What is disconcerting for the Congress is that with other allies also, the party is yet to reach firm seat-sharing pacts. The shape of things to come in another crucial state-Bihar-is uncertain, with the Congress yet to succeed in brokering peace between Lalu Prasad Yadav’s Rashtriya Janata Dal, RJD, and Ram Vilas Paswan’s Lok Janshakti Party, LJP. The field is also wide open in Tamil Nadu, with DMK president and Chief Minister M. Karunanidhi issuing his final ‘ultimatum’ to the Centre on bringing about a ceasefire in Sri Lanka, and ending what he calls the massacre of innocent Tamils there.

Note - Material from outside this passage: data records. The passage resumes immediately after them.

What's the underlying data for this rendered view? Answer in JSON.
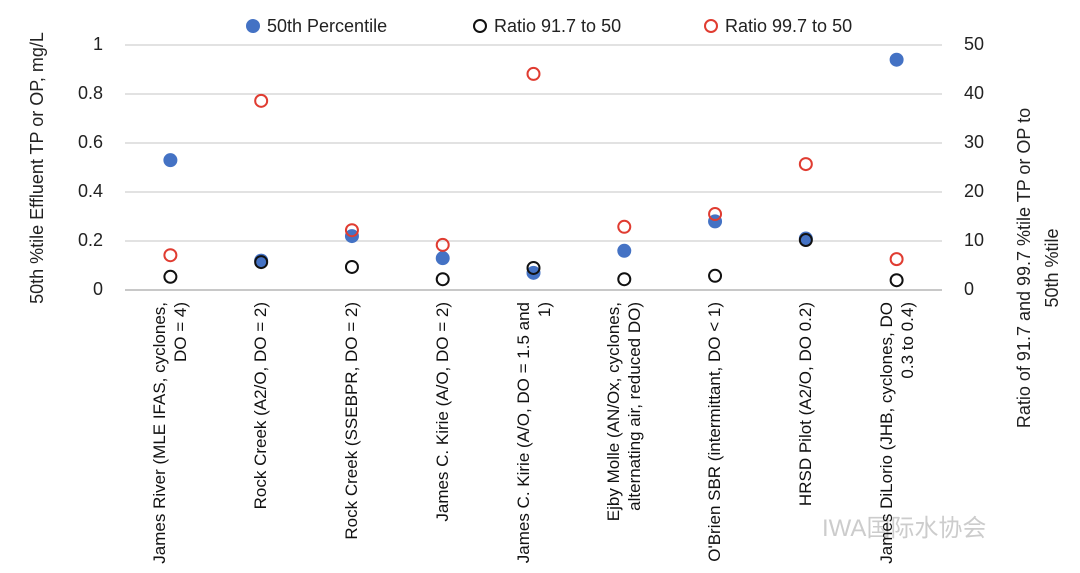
{
  "chart_data": {
    "type": "scatter",
    "y_label": "50th %tile Effluent TP or OP, mg/L",
    "y2_label": [
      "Ratio of 91.7 and 99.7 %tile TP or OP to",
      "50th %tile"
    ],
    "categories": [
      "James River (MLE IFAS, cyclones, DO = 4)",
      "Rock Creek (A2/O, DO = 2)",
      "Rock Creek (SSEBPR, DO = 2)",
      "James C. Kirie (A/O, DO = 2)",
      "James C. Kirie (A/O, DO = 1.5 and 1)",
      "Ejby Molle (AN/Ox, cyclones, alternating air, reduced DO)",
      "O'Brien SBR (intermittant, DO < 1)",
      "HRSD Pilot (A2/O, DO 0.2)",
      "James DiLorio (JHB, cyclones, DO 0.3 to 0.4)"
    ],
    "series": [
      {
        "name": "50th Percentile",
        "color": "#4472c4",
        "filled": true,
        "axis": "y",
        "values": [
          0.53,
          0.12,
          0.22,
          0.13,
          0.07,
          0.16,
          0.28,
          0.21,
          0.94
        ]
      },
      {
        "name": "Ratio 91.7 to 50",
        "color": "#111111",
        "filled": false,
        "axis": "y2",
        "values": [
          2.7,
          5.7,
          4.7,
          2.2,
          4.5,
          2.2,
          2.9,
          10.2,
          2.0
        ]
      },
      {
        "name": "Ratio 99.7 to 50",
        "color": "#e03c31",
        "filled": false,
        "axis": "y2",
        "values": [
          7.1,
          38.6,
          12.2,
          9.2,
          44.1,
          12.9,
          15.5,
          25.7,
          6.3
        ]
      }
    ],
    "ylim": [
      0,
      1
    ],
    "yticks": [
      0,
      0.2,
      0.4,
      0.6,
      0.8,
      1
    ],
    "y2lim": [
      0,
      50
    ],
    "y2ticks": [
      0,
      10,
      20,
      30,
      40,
      50
    ],
    "grid": true
  },
  "watermark": "IWA国际水协会"
}
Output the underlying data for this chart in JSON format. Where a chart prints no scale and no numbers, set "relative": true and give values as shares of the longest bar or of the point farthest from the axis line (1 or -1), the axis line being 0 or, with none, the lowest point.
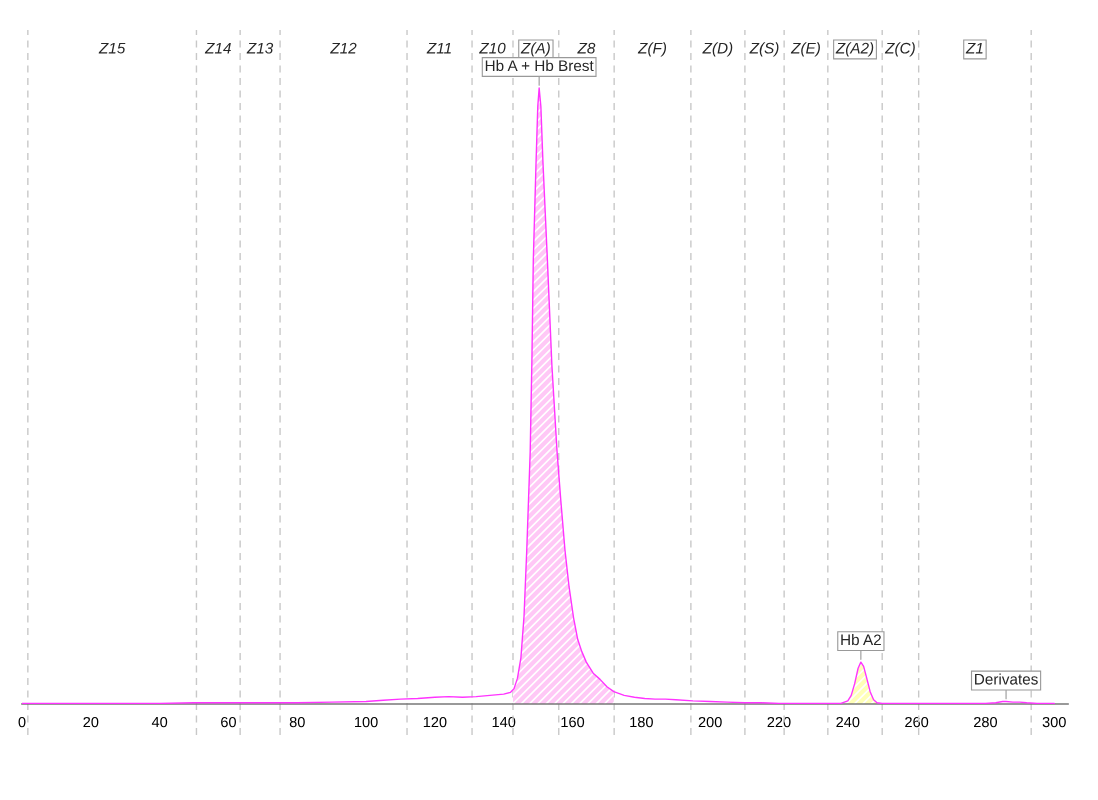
{
  "chart_data": {
    "type": "line",
    "relative": true,
    "xlim": [
      0,
      304
    ],
    "xticks": [
      0,
      20,
      40,
      60,
      80,
      100,
      120,
      140,
      160,
      180,
      200,
      220,
      240,
      260,
      280,
      300
    ],
    "series": [
      {
        "color": "#ff33ff",
        "x": [
          0,
          10,
          20,
          30,
          40,
          50,
          60,
          70,
          80,
          90,
          100,
          105,
          110,
          115,
          120,
          124,
          128,
          132,
          136,
          140,
          142,
          143,
          144,
          145,
          145.9,
          146.7,
          147.2,
          147.7,
          148.2,
          148.6,
          149.4,
          149.9,
          150.3,
          150.8,
          151.4,
          152.7,
          154,
          155.5,
          156.6,
          157.8,
          159,
          160.3,
          161.5,
          162.7,
          164,
          166,
          168,
          170,
          172,
          175,
          178,
          181,
          184,
          187,
          190,
          195,
          200,
          205,
          210,
          215,
          220,
          225,
          230,
          235,
          238,
          240,
          241,
          242,
          243,
          243.8,
          244.6,
          245.5,
          246.5,
          247.5,
          248.5,
          250,
          260,
          270,
          280,
          283,
          285,
          286,
          288,
          290,
          292,
          295,
          300
        ],
        "values": [
          0.001,
          0.001,
          0.001,
          0.001,
          0.001,
          0.002,
          0.002,
          0.002,
          0.002,
          0.003,
          0.004,
          0.006,
          0.008,
          0.009,
          0.011,
          0.012,
          0.011,
          0.012,
          0.014,
          0.016,
          0.019,
          0.025,
          0.042,
          0.075,
          0.142,
          0.25,
          0.33,
          0.41,
          0.56,
          0.72,
          0.88,
          0.97,
          1.0,
          0.97,
          0.88,
          0.72,
          0.55,
          0.41,
          0.33,
          0.25,
          0.19,
          0.14,
          0.105,
          0.085,
          0.068,
          0.05,
          0.04,
          0.028,
          0.02,
          0.014,
          0.011,
          0.009,
          0.008,
          0.008,
          0.007,
          0.005,
          0.004,
          0.003,
          0.002,
          0.002,
          0.001,
          0.001,
          0.001,
          0.001,
          0.001,
          0.005,
          0.014,
          0.033,
          0.058,
          0.068,
          0.061,
          0.042,
          0.02,
          0.007,
          0.002,
          0.001,
          0.001,
          0.001,
          0.001,
          0.002,
          0.004,
          0.004,
          0.003,
          0.003,
          0.002,
          0.001,
          0.001
        ]
      },
      {
        "type": "area",
        "color": "#ffc8f6",
        "x": [
          142.7,
          143,
          144,
          145,
          145.9,
          146.7,
          147.2,
          147.7,
          148.2,
          148.6,
          149.4,
          149.9,
          150.3,
          150.8,
          151.4,
          152.7,
          154,
          155.5,
          156.6,
          157.8,
          159,
          160.3,
          161.5,
          162.7,
          164,
          166,
          168,
          170,
          172
        ],
        "values": [
          0.022,
          0.025,
          0.042,
          0.075,
          0.142,
          0.25,
          0.33,
          0.41,
          0.56,
          0.72,
          0.88,
          0.97,
          1.0,
          0.97,
          0.88,
          0.72,
          0.55,
          0.41,
          0.33,
          0.25,
          0.19,
          0.14,
          0.105,
          0.085,
          0.068,
          0.05,
          0.04,
          0.028,
          0.02
        ]
      },
      {
        "type": "area",
        "color": "#ffffb8",
        "x": [
          239.5,
          240,
          241,
          242,
          243,
          243.8,
          244.6,
          245.5,
          246.5,
          247.5,
          248.5
        ],
        "values": [
          0.003,
          0.005,
          0.014,
          0.033,
          0.058,
          0.068,
          0.061,
          0.042,
          0.02,
          0.007,
          0.002
        ]
      }
    ],
    "ref_lines": [
      {
        "axis": "x",
        "value": 1.7,
        "color": "#c8c8c8",
        "line_style": "dashed"
      },
      {
        "axis": "x",
        "value": 50.7,
        "color": "#c8c8c8",
        "line_style": "dashed"
      },
      {
        "axis": "x",
        "value": 63.4,
        "color": "#c8c8c8",
        "line_style": "dashed"
      },
      {
        "axis": "x",
        "value": 75,
        "color": "#c8c8c8",
        "line_style": "dashed"
      },
      {
        "axis": "x",
        "value": 111.9,
        "color": "#c8c8c8",
        "line_style": "dashed"
      },
      {
        "axis": "x",
        "value": 130.8,
        "color": "#c8c8c8",
        "line_style": "dashed"
      },
      {
        "axis": "x",
        "value": 142.7,
        "color": "#c8c8c8",
        "line_style": "dashed"
      },
      {
        "axis": "x",
        "value": 156,
        "color": "#c8c8c8",
        "line_style": "dashed"
      },
      {
        "axis": "x",
        "value": 172.1,
        "color": "#c8c8c8",
        "line_style": "dashed"
      },
      {
        "axis": "x",
        "value": 194.4,
        "color": "#c8c8c8",
        "line_style": "dashed"
      },
      {
        "axis": "x",
        "value": 210.1,
        "color": "#c8c8c8",
        "line_style": "dashed"
      },
      {
        "axis": "x",
        "value": 221.5,
        "color": "#c8c8c8",
        "line_style": "dashed"
      },
      {
        "axis": "x",
        "value": 234.2,
        "color": "#c8c8c8",
        "line_style": "dashed"
      },
      {
        "axis": "x",
        "value": 250,
        "color": "#c8c8c8",
        "line_style": "dashed"
      },
      {
        "axis": "x",
        "value": 260.6,
        "color": "#c8c8c8",
        "line_style": "dashed"
      },
      {
        "axis": "x",
        "value": 293.3,
        "color": "#c8c8c8",
        "line_style": "dashed"
      }
    ],
    "annotations": [
      "Z15",
      "Z14",
      "Z13",
      "Z12",
      "Z11",
      "Z10",
      "Z(A)",
      "Z8",
      "Z(F)",
      "Z(D)",
      "Z(S)",
      "Z(E)",
      "Z(A2)",
      "Z(C)",
      "Z1",
      {
        "text": "Hb A + Hb Brest",
        "x": 150.3,
        "y": 1.0
      },
      {
        "text": "Hb A2",
        "x": 243.8,
        "y": 0.068
      },
      {
        "text": "Derivates",
        "x": 286,
        "y": 0.004
      }
    ]
  }
}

Significantly, the tactics of the UPA constituents and supporting parties like the NCP and the Samajwadi Party are in tune with those of the Left, which is tying to prop up a third front or third alternative to both the Congress and the BJP. The Left strategy is to defeat the BJP and weaken the Congress, even though CPI(M) general secretary Prakash Karat has not succeeded in roping in Mayawati’s BSP into the front in the northern states.
If the UPA constituents and supporting parties like the NCP and the Samajwadi Party and the Left parties working for a third alternative succeed in their plans, the stage will be set for another United Front like coalition, to be headed by the most acceptable of the leaders of the constituent parties. Mulayam Singh Yadav, Sharad Pawar and Mayawati will all be in contention for the top position in such a scenario. The Nehru-Gandhi dynasty’s plan to catapult Rahul Gandhi to the top after jettisoning Dr. Manmohan Singh midway during the tenure of the next Lok Sabha will then be overtaken by the turn of events.